Despite the importance of explainability and interpretability, their foundations are missing. Basic questions are left unanswered: How to define explainability and interpretability? Is there a tradeoff between performance and interpretability? How to evaluate the quality of explanation? In this talk we start answering these questions in the realm of supervised, unsupervised, and reinforcement learning.
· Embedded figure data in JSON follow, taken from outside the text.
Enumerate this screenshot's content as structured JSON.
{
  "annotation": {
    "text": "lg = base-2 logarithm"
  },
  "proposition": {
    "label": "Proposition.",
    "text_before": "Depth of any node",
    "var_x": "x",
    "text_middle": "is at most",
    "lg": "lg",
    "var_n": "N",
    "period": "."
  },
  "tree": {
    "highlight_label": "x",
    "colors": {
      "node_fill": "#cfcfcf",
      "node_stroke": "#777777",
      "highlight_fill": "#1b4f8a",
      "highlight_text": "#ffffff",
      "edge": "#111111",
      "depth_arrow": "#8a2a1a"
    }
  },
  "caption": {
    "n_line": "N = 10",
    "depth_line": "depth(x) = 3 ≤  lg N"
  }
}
Michal is a research scientist at Bosch center for AI and at Tel-Aviv University, hosted by Yishay Mansour, currently as a visiting researcher and previously as a postdoc. Prior she was a postdoctoral fellow at the Qualcomm Institute of the University of California San Diego. Her interests lie in the foundations of AI, and in the last three years she has been focused on developing the mathematical foundations of explainable machine learning. Michal received her Ph.D. from the Hebrew University and an MSc from Tel-Aviv University. During her Ph.D., Michal interned at the Machine Learning for Healthcare and Life Sciences group of IBM Research and the Foundations of Machine Learning group of Google. Michal has been selected as a 2021 EECS MIT Rising Star, the recipient of the Anita Borg scholarship from Google and the Hoffman scholarship from the Hebrew University.